困っている人ほど、助けを求められない-。
 実は、「無理しない」「困ったら頼む」というのは、意外に曲者。

 頑張っている人ほど無理をしているのに自分ではわからない、本当に困っている時ほど人に頼めないことがあります。
 私の本職である産婦人科診療や、ボランティアの被災地支援でも、そのような状況をよく見かけます。

 ただ、子育て中世代の皆さんにお伝えしたいのは、
 「自分を尊重し、無理してストレスや負担をため込んでしまわないで!」 ということです。

 今回は私の経験から、応援メッセージを送りたいと思います。



○出産後は待ったなしの毎日 


 たとえば、産後のお母さん
 無事赤ちゃんが生まれてホッとしたのもつかの間。
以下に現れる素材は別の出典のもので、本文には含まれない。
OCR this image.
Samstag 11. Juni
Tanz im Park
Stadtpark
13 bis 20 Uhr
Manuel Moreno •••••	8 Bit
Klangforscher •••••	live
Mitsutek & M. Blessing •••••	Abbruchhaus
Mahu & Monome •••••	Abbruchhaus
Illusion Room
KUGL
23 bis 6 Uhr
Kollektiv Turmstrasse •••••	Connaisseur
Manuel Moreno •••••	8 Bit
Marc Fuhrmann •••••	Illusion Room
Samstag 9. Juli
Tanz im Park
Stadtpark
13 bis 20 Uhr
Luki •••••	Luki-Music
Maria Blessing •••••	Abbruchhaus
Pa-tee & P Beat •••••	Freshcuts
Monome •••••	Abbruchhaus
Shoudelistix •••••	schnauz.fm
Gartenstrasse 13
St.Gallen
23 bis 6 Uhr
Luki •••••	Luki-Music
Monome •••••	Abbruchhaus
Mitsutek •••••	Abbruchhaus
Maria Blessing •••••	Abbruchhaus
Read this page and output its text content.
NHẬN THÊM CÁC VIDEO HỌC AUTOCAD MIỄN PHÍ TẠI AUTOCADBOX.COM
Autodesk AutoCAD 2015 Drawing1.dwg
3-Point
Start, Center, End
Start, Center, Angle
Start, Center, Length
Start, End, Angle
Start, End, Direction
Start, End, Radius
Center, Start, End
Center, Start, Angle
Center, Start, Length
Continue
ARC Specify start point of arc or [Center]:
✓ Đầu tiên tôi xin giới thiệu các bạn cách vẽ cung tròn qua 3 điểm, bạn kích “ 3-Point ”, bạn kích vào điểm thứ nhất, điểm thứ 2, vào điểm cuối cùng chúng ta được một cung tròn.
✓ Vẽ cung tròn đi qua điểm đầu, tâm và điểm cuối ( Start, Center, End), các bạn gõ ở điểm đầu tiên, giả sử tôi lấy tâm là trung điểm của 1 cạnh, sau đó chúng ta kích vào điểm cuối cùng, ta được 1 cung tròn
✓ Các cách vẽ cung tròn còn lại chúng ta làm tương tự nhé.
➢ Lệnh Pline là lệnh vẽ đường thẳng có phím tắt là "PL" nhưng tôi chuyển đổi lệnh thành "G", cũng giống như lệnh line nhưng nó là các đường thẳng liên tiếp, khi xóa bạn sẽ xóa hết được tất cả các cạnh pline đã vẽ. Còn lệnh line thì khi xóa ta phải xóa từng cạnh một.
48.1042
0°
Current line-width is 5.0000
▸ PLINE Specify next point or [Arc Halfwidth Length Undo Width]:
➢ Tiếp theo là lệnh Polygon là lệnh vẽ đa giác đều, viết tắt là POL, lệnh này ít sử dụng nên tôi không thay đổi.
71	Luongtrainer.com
妊娠中の生活が夢のように懐かしく思えるほど、
待ったなしの毎日が始まります。

 2時間おきの授乳、おむつ替え、着替えやそのほか細々としたお世話で、気付いたらとっぷり日が暮れていた…。

 4人の子どもを出産した私でも、乳児期はいつも苦労が絶えませんでした。
 ましてや、1人目の出産なら尚更、予測がつかない新生児の対応に追われる中で、
夫婦関係だった夫と、“父親・母親関係”を築かなくてはなりません。

 さらに、友人や親戚との人間関係も変わり、肉体的にも感情的にも大きな負担になると思います。 



○「医師にホンネは言えない」 

 では、そのようなお母さんたちが困っているということを医療機関で話せるかというと、そうではありません。

 私自身が1人目の出産をしたドイツのフランクフルトで、初めて母親同士の本音を話す関係ができた時、
それまで診察室で接していた言葉とはまるで異なっているので驚きました。
 私自身は親しみやすい雰囲気を出そうとしていたのですが、「やはり医師にホンネは言えない」ことがよくわかりました。

 そこで、帰国後に勤務していた産婦人科クリニックでは、
 「出産後退院してから産後1カ月健診まで、ほったらかし」という従来の新生児健診を変更。
 産後2週間でもう一度健診
を行い、退院後の母子の様子を見せてもらう機会を設けました。

 「何かあったら1カ月後検診まで待たずに来て下さいね」と言っても、
退院後に格闘しているお母さんがわざわざ病院に来院するのは難しいもの。

 気になっていることはあるけれど、病院に電話しないまま、受診しないまま今日も日が暮れてしまった…。
 そんな経験した人は多いと思います。 



○小さな変化が大きな変化に 

 それが退院1週間後に受診するスタイルをデフォルト(初期設定のスタイル、とでもいうのでしょうか)にすると、
 来院した新米ママさんたちから、こちらが驚くほどたくさんの質問が出されるようになりました。

 また、産後うつを診断する世界標準とされる「エジンバラ産後うつ病自己調査表」をこの時期に実施したところ、
 産後の抑うつ症状を早期発見したり、助産師さんによる訪問が実現できたり、子育ての負担軽減を図るお手伝いができたりと、育児のスタートを切る時期のサポートとしては非常に有効でした。